Where mandates allow, central banks can play a more proactive role in closing this implementation gap. First, prudential supervisors have a key role to play in ensuring that financial institutions design and deliver credible net-zero transition plans: Norway’s submission to the UNFCCC’s call for views recommended that financial institutions should be mandated to publish transition plans. These provide a detailed, multi-year account of targets and actions that set out how their business model and strategy are compatible with the objectives of the Paris Agreement. The NGFS also recently published an initial stocktake on what supervisors are doing to oversee transition plans.
Second, supervisors can adjust their monetary policy frameworks to support Paris-aligned finance flows more broadly, such as by introducing green differentiated capital requirements that favour Paris-aligned lending practices and penalise misaligned ones.
Third, central banks can look beyond capital reallocation and towards capital mobilisation. The NGFS recently published its concept note for an upcoming handbook on scaling up blended finance, arguing that central banks play a crucial role in building an attractive investment environment for such instruments to function by harmonising regulatory approaches, including minimum reporting requirements in transition plans.
Central banks in the sprint to COP28
There are practical and policy limits to what central banks can do to support the ‘making finance flows consistent’ agenda under Article 2.1(c). For example, they may not have the sustainability mandate to take a more proactive stance. But mandates can be changed, and the United Kingdom’s submission on 2.1(c) calls for a central bank mandate reform that includes mention of the Paris temperature and adaptation goals.
For central banks in emerging markets and developing economies, there is a deeper issue at stake: it is not possible to realign finance flows where they hardly exist in the first place.
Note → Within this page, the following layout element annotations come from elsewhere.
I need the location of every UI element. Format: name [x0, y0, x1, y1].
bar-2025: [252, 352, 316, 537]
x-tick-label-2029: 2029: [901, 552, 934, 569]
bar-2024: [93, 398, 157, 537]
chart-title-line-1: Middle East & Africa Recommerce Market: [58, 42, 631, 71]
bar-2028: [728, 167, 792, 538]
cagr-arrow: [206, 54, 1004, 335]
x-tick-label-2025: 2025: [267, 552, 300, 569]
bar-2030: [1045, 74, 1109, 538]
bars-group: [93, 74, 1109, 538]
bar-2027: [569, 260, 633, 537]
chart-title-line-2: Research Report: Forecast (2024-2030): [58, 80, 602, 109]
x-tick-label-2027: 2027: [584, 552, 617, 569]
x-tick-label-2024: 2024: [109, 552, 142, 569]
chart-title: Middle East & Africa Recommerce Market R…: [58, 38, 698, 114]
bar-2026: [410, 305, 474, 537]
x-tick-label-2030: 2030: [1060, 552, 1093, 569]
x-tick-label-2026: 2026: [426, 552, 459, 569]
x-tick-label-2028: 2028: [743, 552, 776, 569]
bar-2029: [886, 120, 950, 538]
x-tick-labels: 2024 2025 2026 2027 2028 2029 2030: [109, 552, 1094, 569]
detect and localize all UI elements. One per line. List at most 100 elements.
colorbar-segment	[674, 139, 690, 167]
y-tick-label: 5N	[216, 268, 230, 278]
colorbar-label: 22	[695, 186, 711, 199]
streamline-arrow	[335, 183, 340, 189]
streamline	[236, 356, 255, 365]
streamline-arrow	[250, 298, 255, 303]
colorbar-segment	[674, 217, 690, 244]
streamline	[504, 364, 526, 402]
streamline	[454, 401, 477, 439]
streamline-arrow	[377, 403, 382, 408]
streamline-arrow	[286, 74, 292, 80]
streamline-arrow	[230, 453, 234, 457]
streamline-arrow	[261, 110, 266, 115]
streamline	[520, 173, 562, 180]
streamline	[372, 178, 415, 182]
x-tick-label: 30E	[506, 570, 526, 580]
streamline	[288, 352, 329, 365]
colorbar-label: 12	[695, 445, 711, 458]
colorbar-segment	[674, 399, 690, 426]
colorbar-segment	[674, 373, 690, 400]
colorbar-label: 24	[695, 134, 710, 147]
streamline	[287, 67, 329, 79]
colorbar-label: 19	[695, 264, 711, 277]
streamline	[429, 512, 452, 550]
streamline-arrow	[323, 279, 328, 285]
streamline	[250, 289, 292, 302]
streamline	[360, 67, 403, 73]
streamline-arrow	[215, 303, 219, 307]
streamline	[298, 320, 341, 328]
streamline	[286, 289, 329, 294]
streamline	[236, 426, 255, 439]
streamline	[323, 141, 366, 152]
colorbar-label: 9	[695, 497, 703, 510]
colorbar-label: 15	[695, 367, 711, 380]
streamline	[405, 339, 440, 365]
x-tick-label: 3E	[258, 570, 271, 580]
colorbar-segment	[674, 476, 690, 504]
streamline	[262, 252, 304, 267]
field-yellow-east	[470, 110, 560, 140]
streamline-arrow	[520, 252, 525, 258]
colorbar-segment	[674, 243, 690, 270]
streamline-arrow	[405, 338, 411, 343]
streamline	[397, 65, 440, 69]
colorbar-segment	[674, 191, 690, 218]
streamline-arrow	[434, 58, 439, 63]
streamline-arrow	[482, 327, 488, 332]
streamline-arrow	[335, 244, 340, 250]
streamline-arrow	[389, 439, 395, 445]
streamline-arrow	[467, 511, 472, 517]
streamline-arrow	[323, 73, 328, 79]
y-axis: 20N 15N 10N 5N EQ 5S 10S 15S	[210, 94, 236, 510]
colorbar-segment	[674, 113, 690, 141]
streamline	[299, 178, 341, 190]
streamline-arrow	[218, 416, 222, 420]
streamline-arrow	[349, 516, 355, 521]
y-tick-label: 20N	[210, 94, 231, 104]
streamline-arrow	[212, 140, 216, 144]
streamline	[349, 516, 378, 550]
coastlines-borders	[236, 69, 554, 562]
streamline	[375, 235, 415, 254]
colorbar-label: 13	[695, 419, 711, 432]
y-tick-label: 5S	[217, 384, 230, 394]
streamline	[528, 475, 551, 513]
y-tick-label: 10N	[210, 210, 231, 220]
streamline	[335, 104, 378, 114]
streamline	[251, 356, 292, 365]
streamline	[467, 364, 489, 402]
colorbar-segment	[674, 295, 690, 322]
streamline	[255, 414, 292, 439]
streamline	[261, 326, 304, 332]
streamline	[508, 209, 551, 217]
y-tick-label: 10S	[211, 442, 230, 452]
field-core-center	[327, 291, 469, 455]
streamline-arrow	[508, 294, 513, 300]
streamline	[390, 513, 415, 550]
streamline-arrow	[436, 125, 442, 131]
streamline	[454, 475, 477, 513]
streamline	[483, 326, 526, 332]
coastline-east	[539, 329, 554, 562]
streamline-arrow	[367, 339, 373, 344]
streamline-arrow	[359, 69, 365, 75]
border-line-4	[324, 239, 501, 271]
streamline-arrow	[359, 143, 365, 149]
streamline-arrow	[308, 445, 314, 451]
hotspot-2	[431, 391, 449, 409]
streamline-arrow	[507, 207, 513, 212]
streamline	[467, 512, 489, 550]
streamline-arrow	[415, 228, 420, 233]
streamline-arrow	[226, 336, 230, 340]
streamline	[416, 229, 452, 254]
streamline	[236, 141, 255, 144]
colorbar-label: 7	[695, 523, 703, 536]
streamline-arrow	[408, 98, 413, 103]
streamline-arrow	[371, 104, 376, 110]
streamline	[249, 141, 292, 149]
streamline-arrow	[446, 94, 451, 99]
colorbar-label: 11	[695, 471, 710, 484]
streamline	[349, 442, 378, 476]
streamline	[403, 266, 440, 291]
As set out in the NGFS submission, central banks cannot compensate or “substitute for firms or households in their investment and consumption decisions nor compensate for gaps in climate policies”. They are also unable to regulate the behaviour of informal enterprises or private equity. This means that there needs to be a strong linkage between their climate finance commitments, and that their mandate can support financial inclusion. A recent paper from the INSPIRE research alliance set out the latest thinking on what inclusive green finance (IGF) could involve. For example, IGF policy approaches can steer capital directly to climate-vulnerable segments of the economy in alignment with adaptation objectives, by offering credit guarantee schemes to micro, small and medium-sized business borrowers in relevant sectors, for instance. Progress on Article 2.1(c) will be assessed as part of the first global stocktake (GST) at COP28 in Dubai, an audit of the world’s collective progress against the goals of the Paris Agreement. Central bank activities and policies demonstrate that they can align their agendas on ‘greening the financial system’ and ‘making finance flows consistent’ to support the implementation of Article 2.1(c). The second meeting on implementing the article, to be held under the Sharm el-Sheikh dialogue in October, offers another chance to recognise this role and harness central banks’ ability to unlock progress on the long-term finance goal ahead of the COP in Dubai from 30 November.